Учение Толстого о любви стоит в одном ряду исканий русской интеллигенцией "смысла любви", наряду с исканиями смысла веры и смысла жизни. Это учение безусловно можно отнести к традиции "русской философии любви", связанной с именами B. C. Соловьева, П. А. Флоренского, С. Л. Франка, Н. А. Бердяева, Л. П. Карсавина, Б. П. Вышеславцева и др. Разумеется, речь идет не о прямом взаимодействии или открытой полемике. Духовный масштаб личности Толстого и неприятие им традиционного жанра философии не способствовали его интересу к современным философским учениям. Например, "Смысл любви" Вл. Соловьева, имеющий немало общего с толстовской концепцией любви, Толстым не был замечен. Тем не менее, это не мешает рассматривать толстовское учение о любви в сравнительно-философском ключе в контексте русской традиции. Это дает возможность определить и конкретизировать основные черты данного учения, прежде всего, в плане соотношения в нем христианского и античного начал. Подобный подход оправдан тем, что русская религиозная философия любви также была склонна в целом к платонизированному христианству. В связи с этим при оценке толстовской концепции любви мы должны обратиться к античной философской и христианско-богословской мысли.
Свое понимание любви Толстой излагает в VII главе программной работы "Закон насилия и закон любви", в которой он прямо говорит о том, что христианское учение в целом во всем его истинном значении есть именно "учение о законе любви". Хотя во многих дохристианских учениях (в особенности -- в даосизме и буддизме) любовь также признавалась одной из главных добродетелей, ни в одном из них она не выступала в качестве всеобщей основы и закона жизни. В этом смысле христианское учение о любви "не есть, как в прежних учениях, только проповедь известной добродетели, но есть определение высшего закона жизни человеческой и неизбежно вытекающего из него закона поведения"2.
Какой же смысл вкладывает Толстой в понятие "закон любви"? Прежде всего, необходимо заметить, что употребление понятия "закон" применительно к учению Христа отнюдь не является ветхозаветным или языческим рудиментом. В Послании к римлянам ап. Павел пишет: "любовь есть исполнение закона" (13,10). В святоотеческой традиции "любовь" и "закон" также нередко сближаются. Например, у Максима Исповедника сказано: "Если кто злословит брата или судит брата своего, тот злословит закон и судит закон (Иак. 4, 11), а закон Христов есть любовь"3. В этих словах подчеркивается та мысль, что вся библейская законность вместилась у Христа в заповедь любви. Закон стал любовью, а любовь стала высшим законом жизни.
Именно в этом духе Толстой и развивает свое учение о "законе любви", вкладывая в это понятие различные смыслы. Во-первых, закон любви обосновывается как естественное выражение духовной природы человека, как преломление закона всемирного духа в жизни разумных существ. "Один только есть у всех существ верный руководитель. Это -- всемирный дух, который заставляет каждое существо делать то, что ему должно делать: дух этот в дереве велит ему расти к солнцу, в цветке -- переходить в семя, в семени -- упасть в землю и прорасти. В человеке дух этот велит ему соединяться любовью с другими существами"4. Поэтому человеку "естественно быть любовным" точно так же, как воде естественно течь сверху вниз, пчеле -- летать, змее -- ползать, рыбе -- плавать и т. п. "И потому, -- заключает Толстой, -- если человек, вместо того, чтобы любить людей, делает зло людям, он поступает так же странно и неестественно, как если бы птица стала плавать, а рыба -- летать"5.

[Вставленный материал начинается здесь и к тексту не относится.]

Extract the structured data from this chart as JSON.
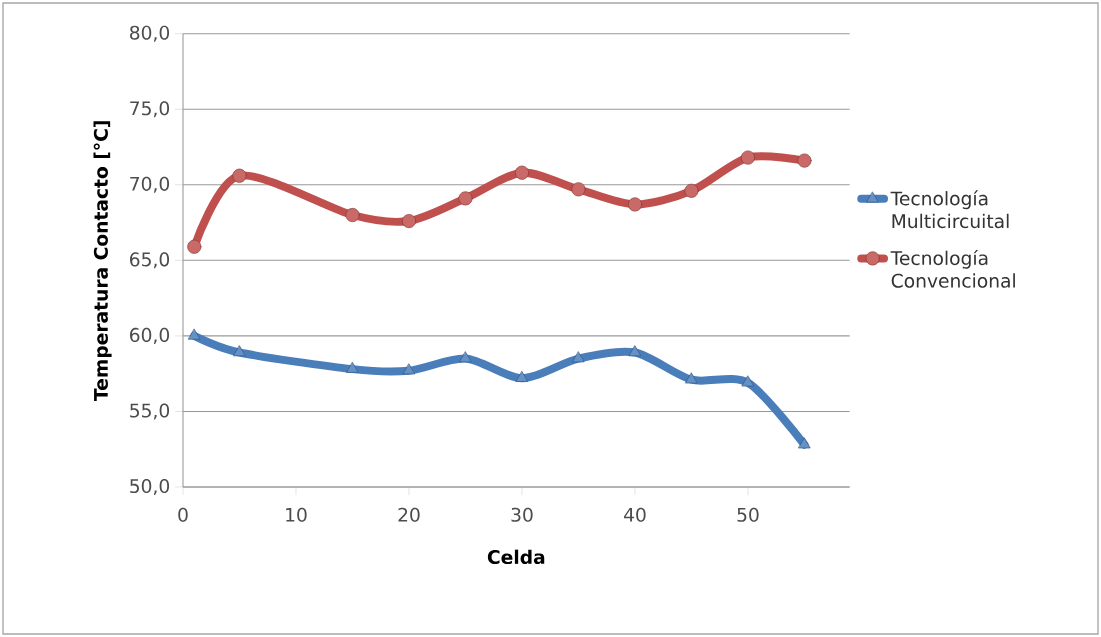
{
  "chart_data": {
    "type": "line",
    "xlabel": "Celda",
    "ylabel": "Temperatura Contacto [°C]",
    "x": [
      1,
      5,
      15,
      20,
      25,
      30,
      35,
      40,
      45,
      50,
      55
    ],
    "series": [
      {
        "name": "Tecnología Multicircuital",
        "color": "#4a7ebb",
        "marker": "triangle",
        "values": [
          60.0,
          58.9,
          57.8,
          57.7,
          58.5,
          57.2,
          58.5,
          58.9,
          57.1,
          56.9,
          52.8
        ]
      },
      {
        "name": "Tecnología Convencional",
        "color": "#c0504d",
        "marker": "circle",
        "values": [
          65.9,
          70.6,
          68.0,
          67.6,
          69.1,
          70.8,
          69.7,
          68.7,
          69.6,
          71.8,
          71.6
        ]
      }
    ],
    "xlim": [
      0,
      59
    ],
    "xticks": [
      0,
      10,
      20,
      30,
      40,
      50
    ],
    "ylim": [
      50,
      80
    ],
    "yticks": [
      {
        "value": 50,
        "label": "50,0"
      },
      {
        "value": 55,
        "label": "55,0"
      },
      {
        "value": 60,
        "label": "60,0"
      },
      {
        "value": 65,
        "label": "65,0"
      },
      {
        "value": 70,
        "label": "70,0"
      },
      {
        "value": 75,
        "label": "75,0"
      },
      {
        "value": 80,
        "label": "80,0"
      }
    ],
    "grid": "y",
    "legend": "right",
    "line_style": "solid"
  }
}
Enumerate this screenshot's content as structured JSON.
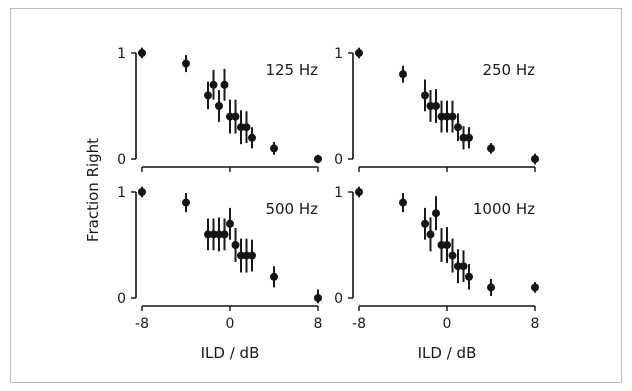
{
  "figure": {
    "ylabel": "Fraction Right",
    "xlabel": "ILD / dB"
  },
  "chart_data": [
    {
      "type": "scatter",
      "panel_label": "125 Hz",
      "xlabel": "ILD / dB",
      "ylabel": "Fraction Right",
      "xlim": [
        -8,
        8
      ],
      "ylim": [
        0,
        1
      ],
      "x_ticks": [
        "-8",
        "0",
        "8"
      ],
      "y_ticks": [
        "0",
        "1"
      ],
      "x": [
        -8,
        -4,
        -2,
        -1.5,
        -1,
        -0.5,
        0,
        0.5,
        1,
        1.5,
        2,
        4,
        8
      ],
      "y": [
        1.0,
        0.9,
        0.6,
        0.7,
        0.5,
        0.7,
        0.4,
        0.4,
        0.3,
        0.3,
        0.2,
        0.1,
        0.0
      ],
      "err": [
        0.05,
        0.08,
        0.13,
        0.14,
        0.15,
        0.15,
        0.16,
        0.16,
        0.16,
        0.15,
        0.1,
        0.06,
        0.04
      ]
    },
    {
      "type": "scatter",
      "panel_label": "250 Hz",
      "xlabel": "ILD / dB",
      "ylabel": "Fraction Right",
      "xlim": [
        -8,
        8
      ],
      "ylim": [
        0,
        1
      ],
      "x_ticks": [
        "-8",
        "0",
        "8"
      ],
      "y_ticks": [
        "0",
        "1"
      ],
      "x": [
        -8,
        -4,
        -2,
        -1.5,
        -1,
        -0.5,
        0,
        0.5,
        1,
        1.5,
        2,
        4,
        8
      ],
      "y": [
        1.0,
        0.8,
        0.6,
        0.5,
        0.5,
        0.4,
        0.4,
        0.4,
        0.3,
        0.2,
        0.2,
        0.1,
        0.0
      ],
      "err": [
        0.05,
        0.08,
        0.15,
        0.15,
        0.16,
        0.15,
        0.15,
        0.15,
        0.13,
        0.11,
        0.1,
        0.05,
        0.05
      ]
    },
    {
      "type": "scatter",
      "panel_label": "500 Hz",
      "xlabel": "ILD / dB",
      "ylabel": "Fraction Right",
      "xlim": [
        -8,
        8
      ],
      "ylim": [
        0,
        1
      ],
      "x_ticks": [
        "-8",
        "0",
        "8"
      ],
      "y_ticks": [
        "0",
        "1"
      ],
      "x": [
        -8,
        -4,
        -2,
        -1.5,
        -1,
        -0.5,
        0,
        0.5,
        1,
        1.5,
        2,
        4,
        8
      ],
      "y": [
        1.0,
        0.9,
        0.6,
        0.6,
        0.6,
        0.6,
        0.7,
        0.5,
        0.4,
        0.4,
        0.4,
        0.2,
        0.0
      ],
      "err": [
        0.05,
        0.09,
        0.15,
        0.15,
        0.16,
        0.15,
        0.15,
        0.16,
        0.16,
        0.16,
        0.15,
        0.1,
        0.08
      ]
    },
    {
      "type": "scatter",
      "panel_label": "1000 Hz",
      "xlabel": "ILD / dB",
      "ylabel": "Fraction Right",
      "xlim": [
        -8,
        8
      ],
      "ylim": [
        0,
        1
      ],
      "x_ticks": [
        "-8",
        "0",
        "8"
      ],
      "y_ticks": [
        "0",
        "1"
      ],
      "x": [
        -8,
        -4,
        -2,
        -1.5,
        -1,
        -0.5,
        0,
        0.5,
        1,
        1.5,
        2,
        4,
        8
      ],
      "y": [
        1.0,
        0.9,
        0.7,
        0.6,
        0.8,
        0.5,
        0.5,
        0.4,
        0.3,
        0.3,
        0.2,
        0.1,
        0.1
      ],
      "err": [
        0.05,
        0.09,
        0.15,
        0.16,
        0.16,
        0.16,
        0.17,
        0.16,
        0.16,
        0.15,
        0.12,
        0.08,
        0.05
      ]
    }
  ]
}
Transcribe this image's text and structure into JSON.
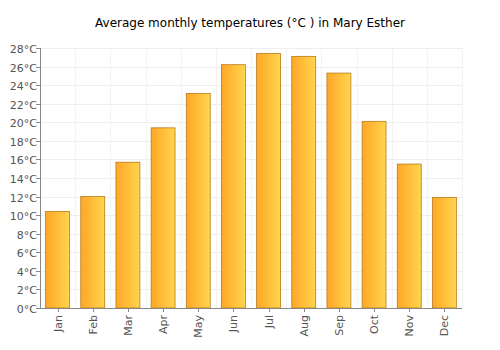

Таким образом, в первом значении "закон любви" есть космологический и естественно-антропологический закон духовной жизни.
Если соотнести данное понимание "закона любви" с христианско-богословской точкой зрения, то можно видеть, что Толстой описывает здесь изначальное, "догреховное" состояние человеческой души, которое в "падшем" человеке проявляется в виде некой "естественной склонности к добру", вполне допускаемой святоотеческой традицией. Если же учесть, что толстовское понимание "закона" любви дополняется, как мы увидим ниже, еще и благодатью любви, то такая позиция вовсе не выглядит "еретической".
Однако наибольшее внимание Толстой уделяет обоснованию "закона" любви в его этико-социальном значении. "Закон" понимается здесь как неукоснительное исполнение заповеди любви. Согласно Толстому, прежние религиозные и нравственные учения о любви, признавая ее благодетельность для жизни человечества, вместе с тем допускали возможность таких условий, при которых исполнение требований любви становилось необязательным, могло быть обойдено. А как только заповедь любви переставала быть "законом", уничтожалась вся ее благодетельность, и учение о любви сводилось к не обязывающим поучениям. Одним словом, заповедь любви, переставая быть законом, лишалась и благодати. В результате, сложилась парадоксальная и даже абсурдная ситуация: всеобщий, естественный закон духовной жизни превратился в утопический идеал или, в лучшем случае, в единичный, случайный образ жизни и пример поведения, а стихийная, произвольная и хаотическая жизнь предстала в виде некоего морально-психологического и исторического "закона": закона насилия.
Учение Христа "снимает" это противоречие. Чтобы требование любви обрело свой истинный смысл и стало тем, чем оно должно быть, -- законом жизни -- оно не должно допускать никаких исключений и компромиссов и одинаково распространяться на всех людей: иноземцев, иноверцев, а главное -- на врагов и людей, ненавидящих нас и делающих нам зло.
Таким образом, превращение заповеди любви в "закон" означает в данном случае абсолютную всеобщность и необходимость следования данной заповеди.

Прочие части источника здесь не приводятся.